We are thus heeding the Secretary-General’s call by introducing the draft resolution which you have before you. We consider it proper, in line with what the Hammarskjöld Commission has suggested, not to resume, at this stage, the UN inquiry at large, but instead to engage in a focused and staged resumption.
Following informal consultations last week, Sweden has tabled a brief resolution with three operational elements. One, it requests the Secretary-General to appoint an independent panel of experts to examine new information and to assess its probative value. Two, it encourages Members States to release any relevant records in their possession and to provide to the Secretary-General relevant information related to the death of Dag Hammarskjöld and of the members of the party accompanying him, and three, it requests the Secretary-General to report on the progress made to the General Assembly at its 70th session. The financial implications of the resolution will be considered by the Fifth Committee later this week.
Sweden is grateful for the support for this initiative that we have already received. We are particularly grateful for the cooperation from Zambia. We are equally grateful to Norway, Austria, Myanmar, Peru, Egypt, Ghana and the Republic of Korea, i.e. member states who have also had nationals who have served as Secretary-General of the United Nations.

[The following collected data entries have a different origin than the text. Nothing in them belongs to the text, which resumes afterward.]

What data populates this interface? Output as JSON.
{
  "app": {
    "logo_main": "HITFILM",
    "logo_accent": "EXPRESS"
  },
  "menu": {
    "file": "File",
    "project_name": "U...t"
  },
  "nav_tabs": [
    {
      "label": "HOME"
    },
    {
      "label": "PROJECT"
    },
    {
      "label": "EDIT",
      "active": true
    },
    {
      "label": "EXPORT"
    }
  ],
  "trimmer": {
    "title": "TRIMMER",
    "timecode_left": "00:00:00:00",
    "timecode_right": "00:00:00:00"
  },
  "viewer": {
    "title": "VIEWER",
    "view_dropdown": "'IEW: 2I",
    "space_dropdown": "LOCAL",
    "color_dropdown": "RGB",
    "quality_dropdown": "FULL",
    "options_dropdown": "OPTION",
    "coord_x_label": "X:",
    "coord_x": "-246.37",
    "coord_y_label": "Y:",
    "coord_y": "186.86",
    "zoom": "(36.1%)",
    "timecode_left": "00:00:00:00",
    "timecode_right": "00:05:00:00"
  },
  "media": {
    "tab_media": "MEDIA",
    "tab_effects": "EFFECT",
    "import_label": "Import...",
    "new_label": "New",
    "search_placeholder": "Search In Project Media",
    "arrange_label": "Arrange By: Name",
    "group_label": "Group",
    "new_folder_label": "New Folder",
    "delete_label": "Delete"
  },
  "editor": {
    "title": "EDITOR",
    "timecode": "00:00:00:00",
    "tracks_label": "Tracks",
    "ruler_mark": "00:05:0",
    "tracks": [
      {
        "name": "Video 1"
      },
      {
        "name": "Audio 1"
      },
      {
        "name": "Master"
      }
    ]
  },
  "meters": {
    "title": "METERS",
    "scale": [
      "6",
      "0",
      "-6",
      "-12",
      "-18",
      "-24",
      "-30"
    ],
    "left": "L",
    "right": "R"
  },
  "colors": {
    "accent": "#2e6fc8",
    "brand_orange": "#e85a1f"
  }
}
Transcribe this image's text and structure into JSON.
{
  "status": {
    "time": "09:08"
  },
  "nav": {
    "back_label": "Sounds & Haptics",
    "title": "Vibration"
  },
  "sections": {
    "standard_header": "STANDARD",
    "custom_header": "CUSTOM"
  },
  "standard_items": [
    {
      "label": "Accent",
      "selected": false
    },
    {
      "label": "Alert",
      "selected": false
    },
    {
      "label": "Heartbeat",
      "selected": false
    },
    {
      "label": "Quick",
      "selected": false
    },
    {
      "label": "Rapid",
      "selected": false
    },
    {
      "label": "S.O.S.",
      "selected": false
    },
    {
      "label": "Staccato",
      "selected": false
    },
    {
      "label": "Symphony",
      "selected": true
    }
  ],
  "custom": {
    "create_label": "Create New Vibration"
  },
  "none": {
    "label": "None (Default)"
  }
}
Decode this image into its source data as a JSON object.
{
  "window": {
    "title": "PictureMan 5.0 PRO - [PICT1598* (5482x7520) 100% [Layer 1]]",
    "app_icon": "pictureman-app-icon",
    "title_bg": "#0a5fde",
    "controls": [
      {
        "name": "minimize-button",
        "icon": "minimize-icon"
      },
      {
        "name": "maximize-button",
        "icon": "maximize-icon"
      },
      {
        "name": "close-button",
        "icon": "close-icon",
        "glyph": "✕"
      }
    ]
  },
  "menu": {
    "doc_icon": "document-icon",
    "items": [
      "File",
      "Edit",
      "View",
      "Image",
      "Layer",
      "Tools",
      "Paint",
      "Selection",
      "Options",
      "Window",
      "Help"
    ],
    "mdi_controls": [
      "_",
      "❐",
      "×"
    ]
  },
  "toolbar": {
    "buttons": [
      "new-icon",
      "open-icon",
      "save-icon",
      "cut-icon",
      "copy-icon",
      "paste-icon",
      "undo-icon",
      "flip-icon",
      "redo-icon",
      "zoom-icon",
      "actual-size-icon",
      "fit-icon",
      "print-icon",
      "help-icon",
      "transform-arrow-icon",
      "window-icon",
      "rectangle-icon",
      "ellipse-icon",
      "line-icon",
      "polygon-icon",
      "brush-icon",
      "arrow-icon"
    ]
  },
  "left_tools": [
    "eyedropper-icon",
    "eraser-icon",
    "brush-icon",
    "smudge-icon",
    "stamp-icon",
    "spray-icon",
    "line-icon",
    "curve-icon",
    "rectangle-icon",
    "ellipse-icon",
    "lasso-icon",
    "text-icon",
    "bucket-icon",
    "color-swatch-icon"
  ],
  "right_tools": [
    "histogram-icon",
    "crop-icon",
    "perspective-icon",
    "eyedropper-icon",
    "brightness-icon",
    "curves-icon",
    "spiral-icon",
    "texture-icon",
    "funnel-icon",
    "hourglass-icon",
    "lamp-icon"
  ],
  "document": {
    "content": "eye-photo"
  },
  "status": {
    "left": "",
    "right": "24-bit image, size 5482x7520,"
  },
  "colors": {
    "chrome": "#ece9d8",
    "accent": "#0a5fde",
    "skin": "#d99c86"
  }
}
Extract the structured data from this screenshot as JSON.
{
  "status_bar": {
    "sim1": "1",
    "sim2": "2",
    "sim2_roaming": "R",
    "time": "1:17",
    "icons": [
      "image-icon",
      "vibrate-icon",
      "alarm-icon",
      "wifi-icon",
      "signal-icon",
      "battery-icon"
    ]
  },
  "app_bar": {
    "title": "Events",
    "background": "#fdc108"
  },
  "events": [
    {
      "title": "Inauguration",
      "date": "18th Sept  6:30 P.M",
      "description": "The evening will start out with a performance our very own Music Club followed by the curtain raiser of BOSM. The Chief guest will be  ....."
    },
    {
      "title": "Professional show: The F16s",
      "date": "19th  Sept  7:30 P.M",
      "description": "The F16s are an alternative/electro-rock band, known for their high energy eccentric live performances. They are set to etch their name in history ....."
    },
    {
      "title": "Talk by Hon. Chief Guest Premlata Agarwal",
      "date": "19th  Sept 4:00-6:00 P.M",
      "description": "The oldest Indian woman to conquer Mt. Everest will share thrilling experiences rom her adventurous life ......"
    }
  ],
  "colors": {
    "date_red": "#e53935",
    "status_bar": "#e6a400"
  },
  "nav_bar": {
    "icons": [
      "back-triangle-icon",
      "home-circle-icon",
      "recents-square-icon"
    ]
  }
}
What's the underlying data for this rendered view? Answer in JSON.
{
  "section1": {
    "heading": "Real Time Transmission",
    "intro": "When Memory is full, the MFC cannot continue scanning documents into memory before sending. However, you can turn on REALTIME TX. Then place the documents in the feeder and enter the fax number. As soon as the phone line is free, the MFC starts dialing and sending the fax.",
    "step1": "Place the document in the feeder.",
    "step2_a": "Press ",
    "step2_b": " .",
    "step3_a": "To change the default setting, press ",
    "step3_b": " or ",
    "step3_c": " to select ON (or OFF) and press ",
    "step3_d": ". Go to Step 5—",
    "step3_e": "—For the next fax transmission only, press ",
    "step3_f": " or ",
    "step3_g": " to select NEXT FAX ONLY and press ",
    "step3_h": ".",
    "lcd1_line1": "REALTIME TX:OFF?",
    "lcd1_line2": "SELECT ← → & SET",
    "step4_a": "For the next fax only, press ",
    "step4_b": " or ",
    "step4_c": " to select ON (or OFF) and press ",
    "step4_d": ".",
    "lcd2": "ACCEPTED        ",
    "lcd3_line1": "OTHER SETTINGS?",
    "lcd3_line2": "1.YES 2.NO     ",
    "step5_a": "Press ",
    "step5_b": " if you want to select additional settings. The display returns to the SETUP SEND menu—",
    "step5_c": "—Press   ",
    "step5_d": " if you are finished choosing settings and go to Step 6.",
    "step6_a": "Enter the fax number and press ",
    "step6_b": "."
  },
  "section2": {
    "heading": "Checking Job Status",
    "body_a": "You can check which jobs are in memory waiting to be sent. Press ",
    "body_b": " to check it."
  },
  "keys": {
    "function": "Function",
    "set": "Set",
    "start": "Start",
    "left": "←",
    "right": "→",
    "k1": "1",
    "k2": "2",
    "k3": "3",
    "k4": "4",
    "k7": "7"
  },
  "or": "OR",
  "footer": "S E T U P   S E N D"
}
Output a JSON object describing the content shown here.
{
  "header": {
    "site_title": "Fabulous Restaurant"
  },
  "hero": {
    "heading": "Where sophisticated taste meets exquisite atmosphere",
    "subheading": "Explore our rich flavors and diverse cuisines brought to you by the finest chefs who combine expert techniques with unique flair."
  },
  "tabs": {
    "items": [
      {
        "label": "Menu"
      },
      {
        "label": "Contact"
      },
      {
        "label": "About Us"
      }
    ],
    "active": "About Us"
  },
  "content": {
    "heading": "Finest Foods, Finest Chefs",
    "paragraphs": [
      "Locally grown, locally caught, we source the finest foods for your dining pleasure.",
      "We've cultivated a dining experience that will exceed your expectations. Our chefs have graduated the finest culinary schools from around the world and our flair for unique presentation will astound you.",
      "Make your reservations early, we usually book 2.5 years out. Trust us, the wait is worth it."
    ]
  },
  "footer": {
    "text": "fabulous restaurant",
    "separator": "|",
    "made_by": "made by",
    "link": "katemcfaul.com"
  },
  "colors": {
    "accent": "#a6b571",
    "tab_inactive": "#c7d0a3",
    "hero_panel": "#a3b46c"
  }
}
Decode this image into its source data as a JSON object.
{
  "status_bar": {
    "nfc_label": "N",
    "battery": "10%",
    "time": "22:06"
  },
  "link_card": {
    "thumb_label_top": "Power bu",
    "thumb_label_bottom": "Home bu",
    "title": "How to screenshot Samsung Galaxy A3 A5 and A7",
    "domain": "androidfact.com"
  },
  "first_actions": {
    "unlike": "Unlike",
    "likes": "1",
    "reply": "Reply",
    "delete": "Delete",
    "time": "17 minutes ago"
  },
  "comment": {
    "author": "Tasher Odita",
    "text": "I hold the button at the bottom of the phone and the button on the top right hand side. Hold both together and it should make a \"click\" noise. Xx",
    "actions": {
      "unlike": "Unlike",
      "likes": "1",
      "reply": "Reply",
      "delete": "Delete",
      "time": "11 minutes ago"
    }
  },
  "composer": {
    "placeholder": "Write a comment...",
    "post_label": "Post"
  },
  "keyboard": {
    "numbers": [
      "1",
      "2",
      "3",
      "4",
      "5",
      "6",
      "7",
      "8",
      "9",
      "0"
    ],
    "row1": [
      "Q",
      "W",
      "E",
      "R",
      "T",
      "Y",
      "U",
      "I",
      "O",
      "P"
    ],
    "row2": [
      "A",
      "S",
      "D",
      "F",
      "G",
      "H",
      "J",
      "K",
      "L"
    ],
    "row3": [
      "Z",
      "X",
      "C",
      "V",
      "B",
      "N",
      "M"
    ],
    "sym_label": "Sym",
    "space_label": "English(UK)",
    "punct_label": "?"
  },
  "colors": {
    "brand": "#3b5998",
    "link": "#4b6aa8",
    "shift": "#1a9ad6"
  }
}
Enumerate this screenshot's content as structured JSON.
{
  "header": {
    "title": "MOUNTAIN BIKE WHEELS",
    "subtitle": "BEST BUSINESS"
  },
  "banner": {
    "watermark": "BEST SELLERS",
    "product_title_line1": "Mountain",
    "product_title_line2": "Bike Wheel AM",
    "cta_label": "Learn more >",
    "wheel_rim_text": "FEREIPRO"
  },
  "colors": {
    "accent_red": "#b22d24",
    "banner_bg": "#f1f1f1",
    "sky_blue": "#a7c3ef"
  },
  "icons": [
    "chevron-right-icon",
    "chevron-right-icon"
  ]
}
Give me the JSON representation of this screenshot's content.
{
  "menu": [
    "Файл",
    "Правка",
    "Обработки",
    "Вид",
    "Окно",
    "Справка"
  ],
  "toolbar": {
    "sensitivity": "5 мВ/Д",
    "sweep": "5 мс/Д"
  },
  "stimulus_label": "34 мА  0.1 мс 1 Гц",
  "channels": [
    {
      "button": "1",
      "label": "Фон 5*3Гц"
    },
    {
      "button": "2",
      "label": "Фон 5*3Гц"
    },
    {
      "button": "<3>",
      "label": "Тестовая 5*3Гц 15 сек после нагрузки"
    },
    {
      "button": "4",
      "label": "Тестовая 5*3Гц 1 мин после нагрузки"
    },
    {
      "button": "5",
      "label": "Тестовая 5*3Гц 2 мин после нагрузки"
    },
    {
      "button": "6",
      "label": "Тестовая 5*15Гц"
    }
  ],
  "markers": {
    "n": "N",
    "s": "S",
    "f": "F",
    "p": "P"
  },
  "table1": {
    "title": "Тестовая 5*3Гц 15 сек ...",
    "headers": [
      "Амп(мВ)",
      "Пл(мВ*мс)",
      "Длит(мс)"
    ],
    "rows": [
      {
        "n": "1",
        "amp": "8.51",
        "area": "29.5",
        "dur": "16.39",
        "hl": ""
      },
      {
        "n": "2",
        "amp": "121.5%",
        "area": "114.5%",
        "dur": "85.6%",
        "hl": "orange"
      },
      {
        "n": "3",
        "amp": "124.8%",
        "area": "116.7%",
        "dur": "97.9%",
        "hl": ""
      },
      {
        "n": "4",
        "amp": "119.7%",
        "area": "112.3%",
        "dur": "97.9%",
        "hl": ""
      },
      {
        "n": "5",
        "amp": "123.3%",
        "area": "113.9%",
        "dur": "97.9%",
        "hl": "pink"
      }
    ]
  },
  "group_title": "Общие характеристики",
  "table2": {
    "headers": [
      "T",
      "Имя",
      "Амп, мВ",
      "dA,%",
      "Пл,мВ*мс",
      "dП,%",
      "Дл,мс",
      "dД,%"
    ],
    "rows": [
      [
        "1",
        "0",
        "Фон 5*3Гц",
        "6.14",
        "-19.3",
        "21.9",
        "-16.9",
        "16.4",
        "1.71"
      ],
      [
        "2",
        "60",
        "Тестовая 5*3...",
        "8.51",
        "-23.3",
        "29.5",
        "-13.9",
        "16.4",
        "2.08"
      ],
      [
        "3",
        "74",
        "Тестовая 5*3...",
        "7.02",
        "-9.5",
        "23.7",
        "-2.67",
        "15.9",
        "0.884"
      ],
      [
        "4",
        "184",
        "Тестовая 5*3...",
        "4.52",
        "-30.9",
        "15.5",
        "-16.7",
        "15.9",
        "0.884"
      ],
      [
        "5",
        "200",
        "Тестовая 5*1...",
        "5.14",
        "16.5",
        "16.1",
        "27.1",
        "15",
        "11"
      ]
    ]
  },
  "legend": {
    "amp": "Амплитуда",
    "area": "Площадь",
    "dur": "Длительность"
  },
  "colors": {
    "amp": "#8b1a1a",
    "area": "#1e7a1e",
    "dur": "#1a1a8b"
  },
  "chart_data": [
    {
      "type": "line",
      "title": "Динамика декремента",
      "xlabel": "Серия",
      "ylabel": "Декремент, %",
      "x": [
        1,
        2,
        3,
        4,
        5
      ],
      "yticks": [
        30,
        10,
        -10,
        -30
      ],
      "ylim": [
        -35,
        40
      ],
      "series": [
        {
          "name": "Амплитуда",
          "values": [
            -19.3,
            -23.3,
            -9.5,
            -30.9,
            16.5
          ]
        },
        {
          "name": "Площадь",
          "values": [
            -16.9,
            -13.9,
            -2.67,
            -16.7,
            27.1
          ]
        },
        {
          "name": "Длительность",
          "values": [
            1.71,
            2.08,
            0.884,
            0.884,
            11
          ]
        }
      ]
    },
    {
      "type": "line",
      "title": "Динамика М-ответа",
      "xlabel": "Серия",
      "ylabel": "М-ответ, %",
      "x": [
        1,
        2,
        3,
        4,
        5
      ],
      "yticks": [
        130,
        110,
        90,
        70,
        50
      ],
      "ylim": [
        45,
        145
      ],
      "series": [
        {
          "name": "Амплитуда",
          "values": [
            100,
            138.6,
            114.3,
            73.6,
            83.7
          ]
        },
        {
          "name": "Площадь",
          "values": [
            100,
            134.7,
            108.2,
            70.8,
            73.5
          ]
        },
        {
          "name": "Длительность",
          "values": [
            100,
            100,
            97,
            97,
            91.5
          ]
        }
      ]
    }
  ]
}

Sweden is also appreciative of the cooperative spirit and flexibility shown by all delegations that have assisted us in this initiative.
The purpose of this resolution is thus to help shed new light on the circumstances surrounding the death of Dag Hammarskjöld and those on board his flight, not only by bringing existing documents forward, but also by providing the conditions necessary to finally hear witnesses whose testimony has so far not been given due attention.
It is the sincere hope of my government that we will hence begin our final path to closure, out of respect for the memory and dignity of Dag Hammarskjöld and those who perished, and those otherwise involved. Therefore, we seek your support for the resolution. We would welcome additional co-sponsors.